I’m on a “date.”
I bring his can
of beer:  “I can
accommodate,”

I reassure
my ancient trick,
then grab my dick,
making sure

I seem obscene
enough.  (I’m foul
but beautiful.)
Such is the scene:

beneath the god,
the polished leather
of his tether,
I whisper, “God”;
 
he tries to spit
into my hair.
A boy for hire
must take this shit.

 

 

 

 

In this café, my boy, there’s an art to not looking
as if you are looking

for a man.  First off, you’re wrong
to avert your eyes:  avoid the furtive:  long

slowly, your book a smart prop, your mug again
filled with warm milk.  The night comes; it gets cold.

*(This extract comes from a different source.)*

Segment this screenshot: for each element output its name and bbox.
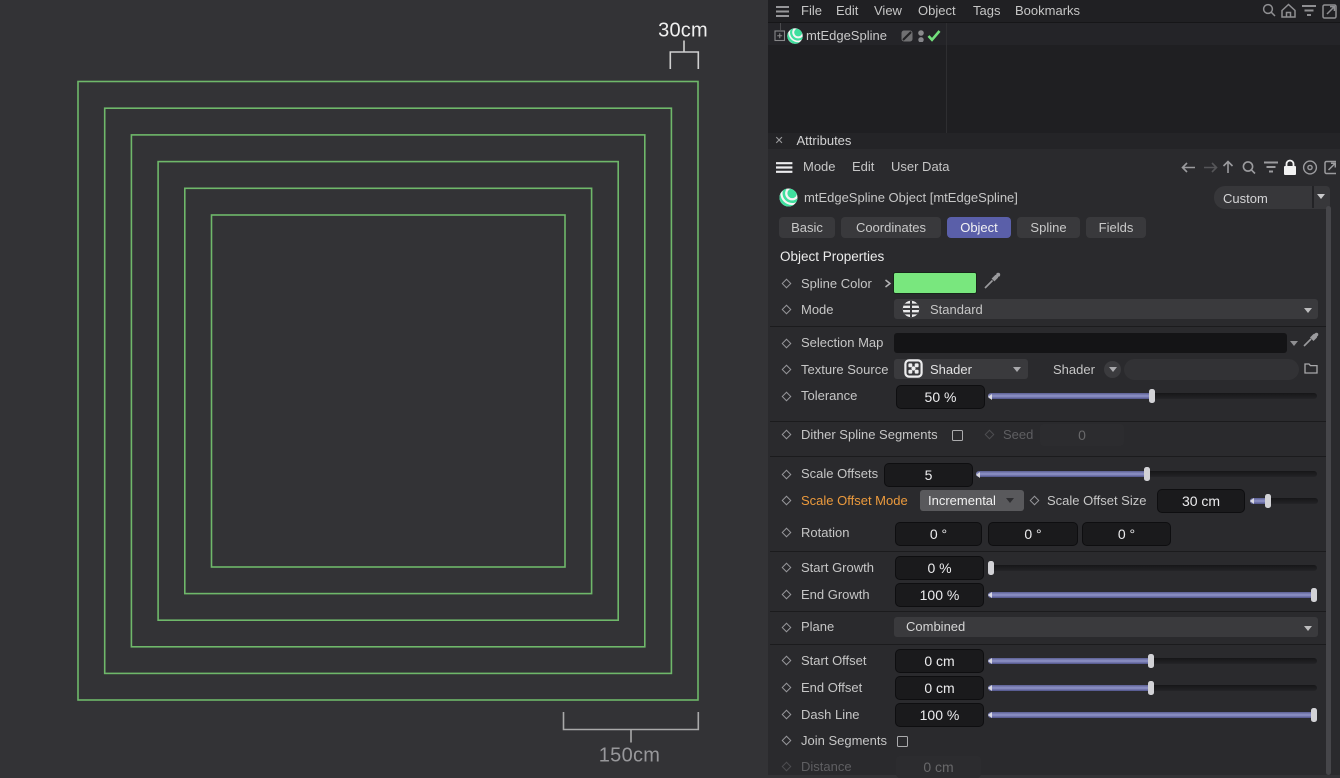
svg-text:30cm: 30cm (658, 19, 708, 41)
svg-text:150cm: 150cm (599, 745, 661, 767)
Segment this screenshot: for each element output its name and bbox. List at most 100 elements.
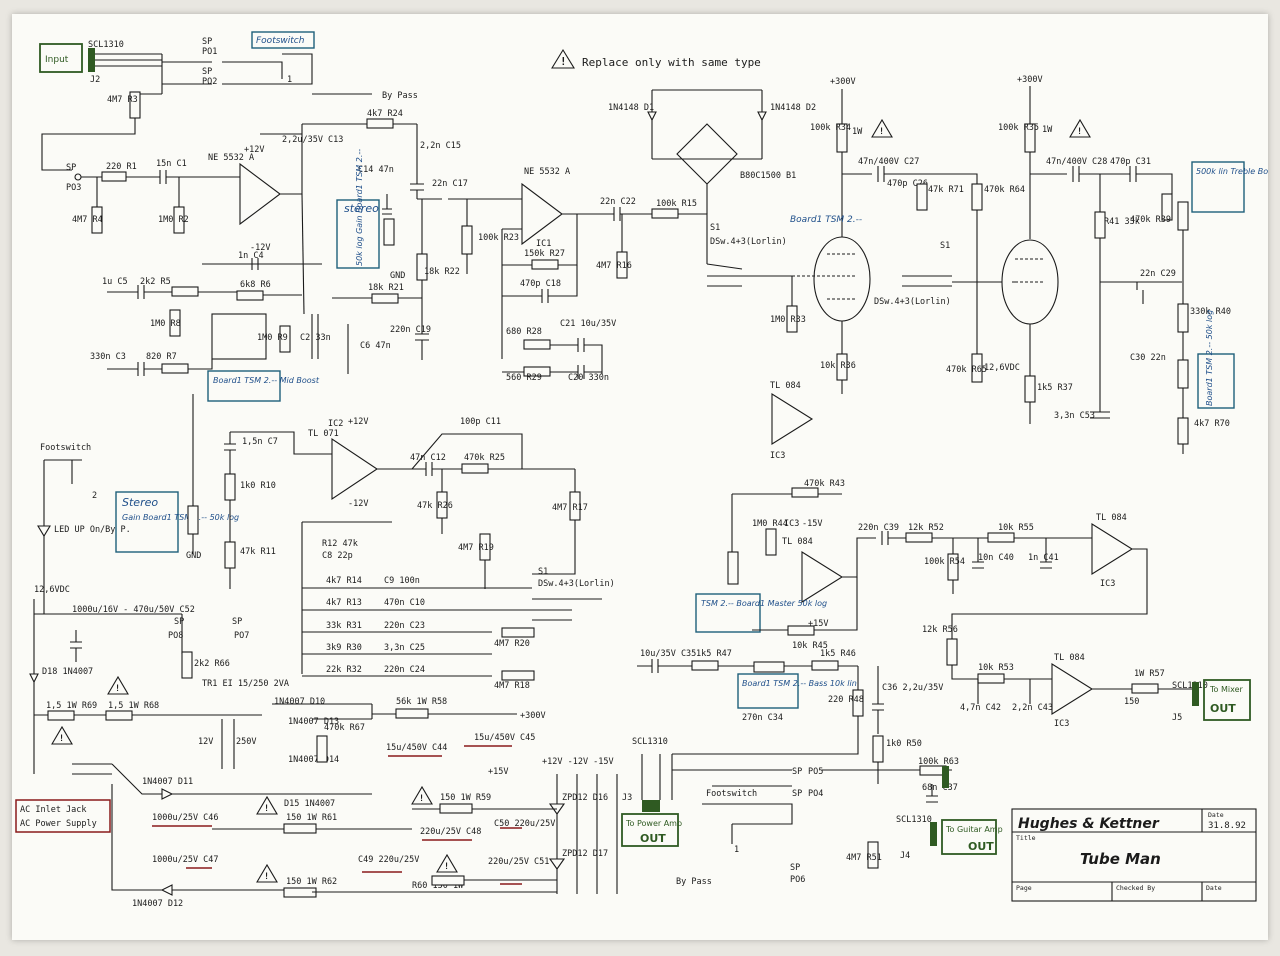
svg-text:220n C23: 220n C23 [384,621,425,631]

In the corner?  Yes, here I am, an old,
flawlessly dressed god—my flesh grown thin—

taking my little pills, drinking
Earl Grey and thinking

of someone just like you, to fuck.
(And you of me, in turn?  With luck.)

 

 

 

 

Hard maples, then.
A murder of crows.
This is the Missouri of my life—

almost.  Everything’s almost:
sky, fountain, parkway.
I am a literal _______.

Imagine this:  late solipsism,
the positive blood test, the end

of words.  The end.

 

 
 

 

 
 

1

So Kansas City tucked its cock, spritzed its wig,
drove to the drag show at Missie B’s.

2

Night.  A heater groused, a fan belted out.  Oh—
and there was fever and there was rash.

3

In the john, I focused heroically on the urinal cake; I tried
to flush without flourish.  But my gestures betrayed me.

4

I fell for the Seville-style tile of the Plaza, the oldest
strip-mall on the continent.  Commerce was history.

5

Fuck it.  Let’s smoke a pack of cloves and play
the Decemberists—Picaresque, perhaps—one last time.

 

 
 

 

 
 

How nice:  your guinea pig left you
three warm pellets; your pretty niece
sliced an earthworm into thirds.

Someone broke the abacus; someone lost
his marbles.  Now three dark drops
have fallen onto a white dress . . .

Meanwhile, in the back of your mind’s
hometown, back in the fluorescent rot
of that bowling-alley men’s room,

you’re seventeen, examining three black-
heads on your right cheek before you wait,

in the last stall, for a man to drop his beads . . .

 

 
 

 
 

Hart Crane, January 1928                

 

 
 

The purling fountains, drawling mockingbirds.
The midnight shaking of geraniums.

Schoolmarms retired from Iowa along
with hobbling Methuselahs, alfalfa-fringed

and querulous, side by side with crowds
of unsuccessful strumpets of moviedom,

gorgeous to look at, and hordes of nondescripts

seemingly bound from nowhere into nothing.